Hence, by the end of the study, we have been able to point out that there is a role of CAIX expression in conventional renal cell carcinomas as a diagnostic as well as a prognostic marker for predicting metastasis and long-term survival. In addition to TNM stage, several other clinical, molecular and pathological prognostic factors are relevant. Our understanding is increasing concerning the genetic basis and molecular pathways involved in RCC, and there has been identification of several novel potential prognostic and predictive markers in RCC, such as carbonic anhydrase (CA IX), VEGF, Ki67, p53 [13].

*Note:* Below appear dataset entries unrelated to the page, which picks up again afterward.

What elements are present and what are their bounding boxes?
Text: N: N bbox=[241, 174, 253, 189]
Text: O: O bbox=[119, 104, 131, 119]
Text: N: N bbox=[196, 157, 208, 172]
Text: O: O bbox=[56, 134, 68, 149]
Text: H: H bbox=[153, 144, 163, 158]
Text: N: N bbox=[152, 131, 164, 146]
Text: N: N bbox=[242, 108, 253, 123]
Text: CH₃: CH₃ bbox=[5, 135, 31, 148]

The ability to stratify patients into more sophisticated risk categories will ultimately permit the goal of moving from nonspecific treatments to designing and targeting therapies for targeted populations of patients [14]. Targeted therapies directed at CAIX are being developed to exploit the exclusivity of CAIX expression in RCC for the treatment of metastatic disease. A recent study showed that a carbonic anhydrase inhibitor, acetazolamide, was able to inhibit the invasive capacity of renal cancer cells in vitro [15]. Therefore, CAIX reflects significant changes in tumour biology, which should be used to predict clinical outcome and identify high-risk patients in need for adjuvant immunotherapy and CAIX targeted therapies [15].